Doing a do-si-do between parties
He's in Dallas County, which has been trending Democratic for the past few elections, and reached the tipping point in 2006. Democrats won every countywide position they sought last year, and hope to continue that in 2008.
And, England won his seat in the first place over Democrat Katy Hubener in a special election in early 2006, by 351 votes (52.8 percent), and an even smaller margin - 235 votes, in the general election. With 2008 a presidential year, turnout should be up considerably, and if the Republican loss of popularity in 2006 continues, that could be good for Democrats.
England's party shift marks the first time a Republican legislator has switched to the Democrats in more than a dozen years, and only the second time researchers in the Legislative Reference Library were able to find.
That last R-to-D switcheroo was when Rep. Bernard Erickson, a dentist from Cleburne elected in a special election in 1992, left the Republican Party in 1993. But he was opposed for his re-election try by Republican Arlene Wohlgemuth in 1994, who narrowly beat him in an election that was finally decided on the floor of the House.
One question buzzing around the capitol is whether England's move is an isolated incident or the start of a trend.
Another question is whether Speaker Craddick's pronouncement during an attempt to remove him from the speaker's chair last May that he could only be ousted by impeachment will resonate in primary elections.
Some challenges to some Craddick loyalists in both the Republican and Democratic primaries are brewing, and there's also a presumption that Craddick and his allies are recruiting candidates to oppose Republicans dissatisfied with the speaker.
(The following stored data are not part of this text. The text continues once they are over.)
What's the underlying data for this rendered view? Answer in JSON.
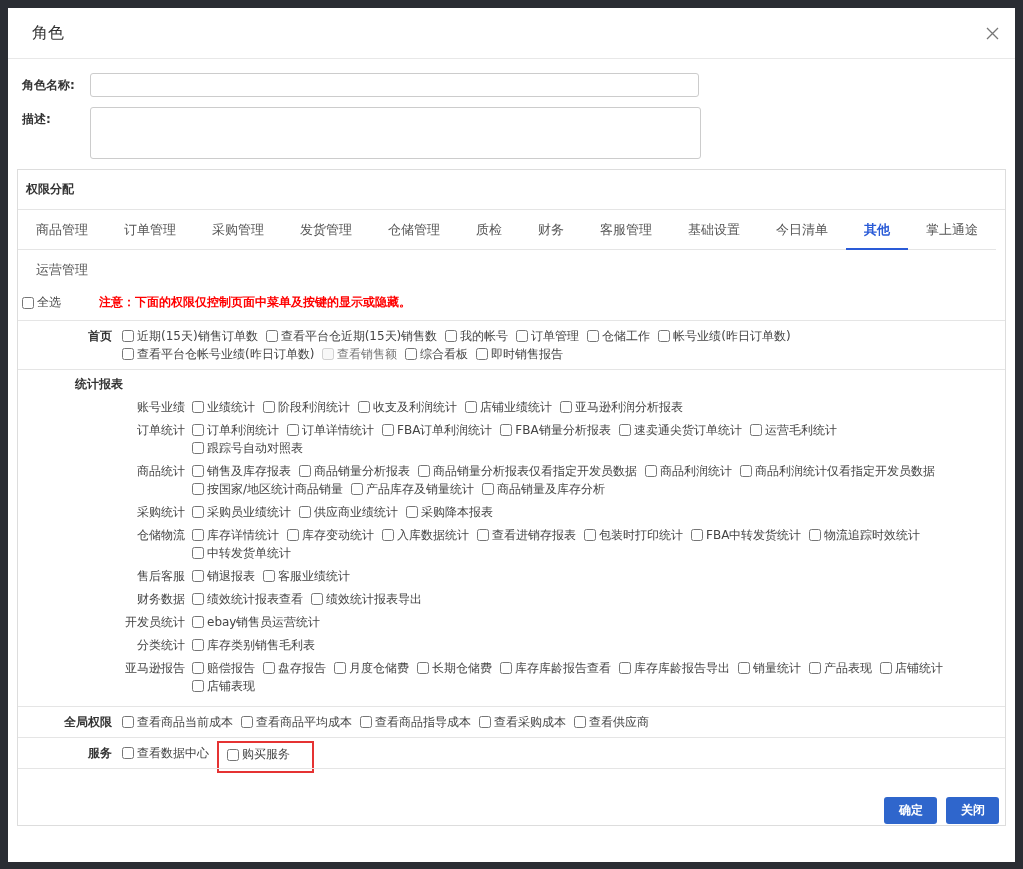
{
  "dialog": {
    "title": "角色"
  },
  "form": [
    {
      "kind": "input",
      "label": "角色名称:"
    },
    {
      "kind": "textarea",
      "label": "描述:"
    }
  ],
  "panel": {
    "title": "权限分配",
    "tabs": [
      {
        "label": "商品管理",
        "selected": false
      },
      {
        "label": "订单管理",
        "selected": false
      },
      {
        "label": "采购管理",
        "selected": false
      },
      {
        "label": "发货管理",
        "selected": false
      },
      {
        "label": "仓储管理",
        "selected": false
      },
      {
        "label": "质检",
        "selected": false
      },
      {
        "label": "财务",
        "selected": false
      },
      {
        "label": "客服管理",
        "selected": false
      },
      {
        "label": "基础设置",
        "selected": false
      },
      {
        "label": "今日清单",
        "selected": false
      },
      {
        "label": "其他",
        "selected": true
      },
      {
        "label": "掌上通途",
        "selected": false
      },
      {
        "label": "运营管理",
        "selected": false
      }
    ],
    "select_all": {
      "label": "全选",
      "checked": false
    },
    "notice": "注意：下面的权限仅控制页面中菜单及按键的显示或隐藏。",
    "sections": [
      {
        "kind": "flat",
        "label": "首页",
        "lines": [
          [
            {
              "label": "近期(15天)销售订单数",
              "checked": false,
              "disabled": false,
              "highlighted": false
            },
            {
              "label": "查看平台仓近期(15天)销售数",
              "checked": false,
              "disabled": false,
              "highlighted": false
            },
            {
              "label": "我的帐号",
              "checked": false,
              "disabled": false,
              "highlighted": false
            },
            {
              "label": "订单管理",
              "checked": false,
              "disabled": false,
              "highlighted": false
            },
            {
              "label": "仓储工作",
              "checked": false,
              "disabled": false,
              "highlighted": false
            },
            {
              "label": "帐号业绩(昨日订单数)",
              "checked": false,
              "disabled": false,
              "highlighted": false
            }
          ],
          [
            {
              "label": "查看平台仓帐号业绩(昨日订单数)",
              "checked": false,
              "disabled": false,
              "highlighted": false
            },
            {
              "label": "查看销售额",
              "checked": false,
              "disabled": true,
              "highlighted": false
            },
            {
              "label": "综合看板",
              "checked": false,
              "disabled": false,
              "highlighted": false
            },
            {
              "label": "即时销售报告",
              "checked": false,
              "disabled": false,
              "highlighted": false
            }
          ]
        ]
      },
      {
        "kind": "grouped",
        "label": "统计报表",
        "groups": [
          {
            "label": "账号业绩",
            "lines": [
              [
                {
                  "label": "业绩统计",
                  "checked": false,
                  "disabled": false,
                  "highlighted": false
                },
                {
                  "label": "阶段利润统计",
                  "checked": false,
                  "disabled": false,
                  "highlighted": false
                },
                {
                  "label": "收支及利润统计",
                  "checked": false,
                  "disabled": false,
                  "highlighted": false
                },
                {
                  "label": "店铺业绩统计",
                  "checked": false,
                  "disabled": false,
                  "highlighted": false
                },
                {
                  "label": "亚马逊利润分析报表",
                  "checked": false,
                  "disabled": false,
                  "highlighted": false
                }
              ]
            ]
          },
          {
            "label": "订单统计",
            "lines": [
              [
                {
                  "label": "订单利润统计",
                  "checked": false,
                  "disabled": false,
                  "highlighted": false
                },
                {
                  "label": "订单详情统计",
                  "checked": false,
                  "disabled": false,
                  "highlighted": false
                },
                {
                  "label": "FBA订单利润统计",
                  "checked": false,
                  "disabled": false,
                  "highlighted": false
                },
                {
                  "label": "FBA销量分析报表",
                  "checked": false,
                  "disabled": false,
                  "highlighted": false
                },
                {
                  "label": "速卖通尖货订单统计",
                  "checked": false,
                  "disabled": false,
                  "highlighted": false
                },
                {
                  "label": "运营毛利统计",
                  "checked": false,
                  "disabled": false,
                  "highlighted": false
                }
              ],
              [
                {
                  "label": "跟踪号自动对照表",
                  "checked": false,
                  "disabled": false,
                  "highlighted": false
                }
              ]
            ]
          },
          {
            "label": "商品统计",
            "lines": [
              [
                {
                  "label": "销售及库存报表",
                  "checked": false,
                  "disabled": false,
                  "highlighted": false
                },
                {
                  "label": "商品销量分析报表",
                  "checked": false,
                  "disabled": false,
                  "highlighted": false
                },
                {
                  "label": "商品销量分析报表仅看指定开发员数据",
                  "checked": false,
                  "disabled": false,
                  "highlighted": false
                },
                {
                  "label": "商品利润统计",
                  "checked": false,
                  "disabled": false,
                  "highlighted": false
                },
                {
                  "label": "商品利润统计仅看指定开发员数据",
                  "checked": false,
                  "disabled": false,
                  "highlighted": false
                }
              ],
              [
                {
                  "label": "按国家/地区统计商品销量",
                  "checked": false,
                  "disabled": false,
                  "highlighted": false
                },
                {
                  "label": "产品库存及销量统计",
                  "checked": false,
                  "disabled": false,
                  "highlighted": false
                },
                {
                  "label": "商品销量及库存分析",
                  "checked": false,
                  "disabled": false,
                  "highlighted": false
                }
              ]
            ]
          },
          {
            "label": "采购统计",
            "lines": [
              [
                {
                  "label": "采购员业绩统计",
                  "checked": false,
                  "disabled": false,
                  "highlighted": false
                },
                {
                  "label": "供应商业绩统计",
                  "checked": false,
                  "disabled": false,
                  "highlighted": false
                },
                {
                  "label": "采购降本报表",
                  "checked": false,
                  "disabled": false,
                  "highlighted": false
                }
              ]
            ]
          },
          {
            "label": "仓储物流",
            "lines": [
              [
                {
                  "label": "库存详情统计",
                  "checked": false,
                  "disabled": false,
                  "highlighted": false
                },
                {
                  "label": "库存变动统计",
                  "checked": false,
                  "disabled": false,
                  "highlighted": false
                },
                {
                  "label": "入库数据统计",
                  "checked": false,
                  "disabled": false,
                  "highlighted": false
                },
                {
                  "label": "查看进销存报表",
                  "checked": false,
                  "disabled": false,
                  "highlighted": false
                },
                {
                  "label": "包装时打印统计",
                  "checked": false,
                  "disabled": false,
                  "highlighted": false
                },
                {
                  "label": "FBA中转发货统计",
                  "checked": false,
                  "disabled": false,
                  "highlighted": false
                },
                {
                  "label": "物流追踪时效统计",
                  "checked": false,
                  "disabled": false,
                  "highlighted": false
                }
              ],
              [
                {
                  "label": "中转发货单统计",
                  "checked": false,
                  "disabled": false,
                  "highlighted": false
                }
              ]
            ]
          },
          {
            "label": "售后客服",
            "lines": [
              [
                {
                  "label": "销退报表",
                  "checked": false,
                  "disabled": false,
                  "highlighted": false
                },
                {
                  "label": "客服业绩统计",
                  "checked": false,
                  "disabled": false,
                  "highlighted": false
                }
              ]
            ]
          },
          {
            "label": "财务数据",
            "lines": [
              [
                {
                  "label": "绩效统计报表查看",
                  "checked": false,
                  "disabled": false,
                  "highlighted": false
                },
                {
                  "label": "绩效统计报表导出",
                  "checked": false,
                  "disabled": false,
                  "highlighted": false
                }
              ]
            ]
          },
          {
            "label": "开发员统计",
            "lines": [
              [
                {
                  "label": "ebay销售员运营统计",
                  "checked": false,
                  "disabled": false,
                  "highlighted": false
                }
              ]
            ]
          },
          {
            "label": "分类统计",
            "lines": [
              [
                {
                  "label": "库存类别销售毛利表",
                  "checked": false,
                  "disabled": false,
                  "highlighted": false
                }
              ]
            ]
          },
          {
            "label": "亚马逊报告",
            "lines": [
              [
                {
                  "label": "赔偿报告",
                  "checked": false,
                  "disabled": false,
                  "highlighted": false
                },
                {
                  "label": "盘存报告",
                  "checked": false,
                  "disabled": false,
                  "highlighted": false
                },
                {
                  "label": "月度仓储费",
                  "checked": false,
                  "disabled": false,
                  "highlighted": false
                },
                {
                  "label": "长期仓储费",
                  "checked": false,
                  "disabled": false,
                  "highlighted": false
                },
                {
                  "label": "库存库龄报告查看",
                  "checked": false,
                  "disabled": false,
                  "highlighted": false
                },
                {
                  "label": "库存库龄报告导出",
                  "checked": false,
                  "disabled": false,
                  "highlighted": false
                },
                {
                  "label": "销量统计",
                  "checked": false,
                  "disabled": false,
                  "highlighted": false
                },
                {
                  "label": "产品表现",
                  "checked": false,
                  "disabled": false,
                  "highlighted": false
                },
                {
                  "label": "店铺统计",
                  "checked": false,
                  "disabled": false,
                  "highlighted": false
                }
              ],
              [
                {
                  "label": "店铺表现",
                  "checked": false,
                  "disabled": false,
                  "highlighted": false
                }
              ]
            ]
          }
        ]
      },
      {
        "kind": "flat",
        "label": "全局权限",
        "lines": [
          [
            {
              "label": "查看商品当前成本",
              "checked": false,
              "disabled": false,
              "highlighted": false
            },
            {
              "label": "查看商品平均成本",
              "checked": false,
              "disabled": false,
              "highlighted": false
            },
            {
              "label": "查看商品指导成本",
              "checked": false,
              "disabled": false,
              "highlighted": false
            },
            {
              "label": "查看采购成本",
              "checked": false,
              "disabled": false,
              "highlighted": false
            },
            {
              "label": "查看供应商",
              "checked": false,
              "disabled": false,
              "highlighted": false
            }
          ]
        ]
      },
      {
        "kind": "flat",
        "label": "服务",
        "lines": [
          [
            {
              "label": "查看数据中心",
              "checked": false,
              "disabled": false,
              "highlighted": false
            },
            {
              "label": "购买服务",
              "checked": false,
              "disabled": false,
              "highlighted": true
            }
          ]
        ]
      }
    ],
    "buttons": [
      {
        "label": "确定"
      },
      {
        "label": "关闭"
      }
    ]
  }
}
England, son of Grand Prairie's longtime mayor, says he switched because he had grown tired of the priorities set by the Republican leadership, including GOP House Speaker Tom Craddick and Gov. Rick Perry.
"My community's agenda and the Republican leadership's agenda are absolutely not the same" on matters like schools, health care and others, including Perry's veto of $154 million for community colleges, England said. "I realized that the leadership and the special interests they represent had very little in common with the principles and ideas I value most," England said.
Most Democrats in the House were glad to welcome England, to improve by a vote on the 81-69 edge the Republicans had before he switched. Whether Democrats in his district are as welcoming remains to be seen.
And so on. . . .
The past few decades have seen quite a few once-Democratic officials decide they were Republican.
Sen. Bill Braecklein of Dallas switched to the GOP in 1979, only to get beat in the primary by John Leedom.
Former U.S. Sen. Phil Gramm switched to the R's in 1983 before running for the Senate in 1984. Gov. Rick Perry switched in 1989 to run against Democratic Agriculture Commissioner Jim Hightower.
And Carole Keeton Rylander Strayhorn, a name or two ago, switched in 1985 to run what turned out to be a miserable race against Democratic U.S. Rep. J.J. "Jake" Pickle. She later was elected to the Texas Railroad Commission and then comptroller, before losing as an independent to Perry in the 2006 governor's race.
U.S. Rep. Greg Laughlin of West Columbia switched to the Republican Party for his 1996 re-election bid in his Republican-trending 14th Congressional District, only to lose a primary runoff to former U.S. Rep. Ron Paul of Lake Jackson.